BT Slovakia's launch comes two years ahead of full liberalisation and the cessation of former state-owned operator Slovenské telekomunikácie's (ST) monopoly on fixed line services. Experts, however, have in the past questioned the date for full liberalisation, and claimed that the pace of legislative change has dragged.
"There is a question over financial and human resources and whether there are enough competent people to push all the necessary legislation through. Look at the current problems the TÚ (Telecoms Office) is having with [cable operator] UPC - [which tried to raise its prices by 40%, more than was justified said the TÚ - ed. note]. All resources are devoted to that now, and not to other things, which is not good," said Boris Kostík, research analyst at Slávia Capital brokerage.
However, BT said that it did not see any major problems on the horizon for the sector.
"I don't anticipate any problems, because Slovakia as a country wants to get into the EU and it will be forced to follow EU directives. We would very much like them to play by European Union rules, and we think they will," said Bosmans.
BT's senior advisor on European regulation, Armando Telléz-Vellasco, added: "The most important area for us is interconnectivity [the use of ST lines for BT-provided calls and the prices charged by ST for that - ed. note], and I think that we are not the only telecoms company to be looking at that. But provided that the Slovak government takes on board the EC's directives, then we are very happy to be working here."
Slávia's Kostík agreed. "I don't see any reason why the government wouldn't want to meet the  date. It's not like in the Czech Republic where the government set the date for deregulation as 2001 and then put it back a year because it still had to sell its majority stake in [monopoly operator] Český Telecom. The Slovak government doesn't have a majority stake in ST, and therefore shouldn't have such a problem," he said.
BT's Telléz-Vellasco added, though, that the company would be closely watching the government's follow-through on deregulation plans.
"We have the licence for what is currently allowed on the market, and provided that the government takes on board the EC directives then that will allow us to go further into the market. But under the timetable we don't see that [moving further into the market] as happening in 2003."
The government has pledged itself to opening its telecoms sector, along with a number of other facets of the economy, and has plans to create a rival to ST this year, Energotel, in preparation for liberalisation (see story pg 7). It is also planning a tender for three or four FWA (Fixed Wireless Access) operator licences. However, indecision and conflicting reports from the Telecoms Ministry and sector regulator TÚ over the time and method of the sale have irked potential bidders, and have raised questions over the potential sales of other licences in the sector, namely the third-generation mobile service UMTS.
BT has cautiously ruled itself out of both participation in Energotel's eventual privatisation and any UMTS sales in Slovakia.

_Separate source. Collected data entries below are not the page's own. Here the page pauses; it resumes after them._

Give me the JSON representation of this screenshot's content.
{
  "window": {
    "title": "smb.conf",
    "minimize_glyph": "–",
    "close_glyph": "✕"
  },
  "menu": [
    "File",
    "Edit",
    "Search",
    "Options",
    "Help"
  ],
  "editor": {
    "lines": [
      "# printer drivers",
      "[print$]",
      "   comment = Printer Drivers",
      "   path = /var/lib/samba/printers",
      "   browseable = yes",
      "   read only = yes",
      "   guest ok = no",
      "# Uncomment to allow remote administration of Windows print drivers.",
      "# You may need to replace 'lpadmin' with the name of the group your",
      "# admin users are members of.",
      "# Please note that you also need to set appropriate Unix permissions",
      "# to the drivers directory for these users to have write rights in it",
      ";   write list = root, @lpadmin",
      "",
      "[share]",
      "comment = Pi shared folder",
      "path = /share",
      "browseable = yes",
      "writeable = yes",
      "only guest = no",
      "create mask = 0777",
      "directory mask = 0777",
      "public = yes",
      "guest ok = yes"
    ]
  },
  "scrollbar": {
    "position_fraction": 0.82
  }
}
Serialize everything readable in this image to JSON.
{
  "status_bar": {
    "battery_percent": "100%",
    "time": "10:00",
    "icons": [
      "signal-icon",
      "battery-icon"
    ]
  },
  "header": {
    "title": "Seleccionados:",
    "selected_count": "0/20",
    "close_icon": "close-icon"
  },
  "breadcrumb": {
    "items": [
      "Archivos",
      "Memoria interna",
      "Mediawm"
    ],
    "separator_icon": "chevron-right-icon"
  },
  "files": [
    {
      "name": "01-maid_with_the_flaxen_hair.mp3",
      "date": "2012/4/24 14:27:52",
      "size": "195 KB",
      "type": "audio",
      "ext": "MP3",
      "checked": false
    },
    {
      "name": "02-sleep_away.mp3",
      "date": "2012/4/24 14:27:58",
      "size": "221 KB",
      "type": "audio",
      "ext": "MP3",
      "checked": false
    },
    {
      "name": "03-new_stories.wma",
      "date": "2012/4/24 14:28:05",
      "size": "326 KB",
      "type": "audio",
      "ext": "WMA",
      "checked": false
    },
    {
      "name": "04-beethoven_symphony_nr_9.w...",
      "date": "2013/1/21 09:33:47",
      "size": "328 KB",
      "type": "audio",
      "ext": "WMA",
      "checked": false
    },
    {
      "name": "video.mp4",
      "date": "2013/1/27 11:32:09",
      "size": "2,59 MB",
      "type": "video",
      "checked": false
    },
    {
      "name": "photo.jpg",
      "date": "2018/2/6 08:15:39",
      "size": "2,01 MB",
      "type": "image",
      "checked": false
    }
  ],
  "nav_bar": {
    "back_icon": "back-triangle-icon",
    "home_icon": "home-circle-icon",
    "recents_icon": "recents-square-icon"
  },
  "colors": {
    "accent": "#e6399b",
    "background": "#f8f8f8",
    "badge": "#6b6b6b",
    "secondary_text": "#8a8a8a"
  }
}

However, it has said it has preliminary interest in the FWA licence tender, a move which would fit into its Slovak strategy of focusing on IP and broadband products.
"BT is looking at the terms of the tender and when exactly it will be announced. Having access to customers for us is important, and when we have the information [on the licences] we will either submit a response or engage in cooperation with a partner [on this] if we decide," said Stephen Tucker, BT country manager for the Czech and Slovak Republics.
The immediate effect
Analysts have said that BT's entry onto the market is likely to bring an immediate effect in the IP market, one which BT says will grow seven-fold over the next three years.
"The main thing I think they want is VOIP [Voice Over IP services], and so far there aren't any real global players on the Slovak market for this, except Deutsche Telekom [DT] and they have a lot on at the moment with the restructuring of ST [in which they bought a majority stake last year - ed. note]," said Kostík.
"The entry of BT onto the market will be extremely significant, and we can expect to see the market become quite challenging."
BT's potential rivals said that while obviously new competition for them, the arrival of such a major world telecoms player was good for Slovakia.
"They are obviously a competitor in some areas, but what BT will have to do is get the end-users, the final customers. Initially it will mean better prices and better services for the customers. They are entering a market selling international capacity to big companies and wholesale," said Dag Ole Storrosten, head of Telenor-owned ISP Nextra.
"But it's positive for Slovakia because it shows that the market is attracting the big guys. BT are big. They have a strategy and that now includes Slovakia, which maybe before was considered a bit too small."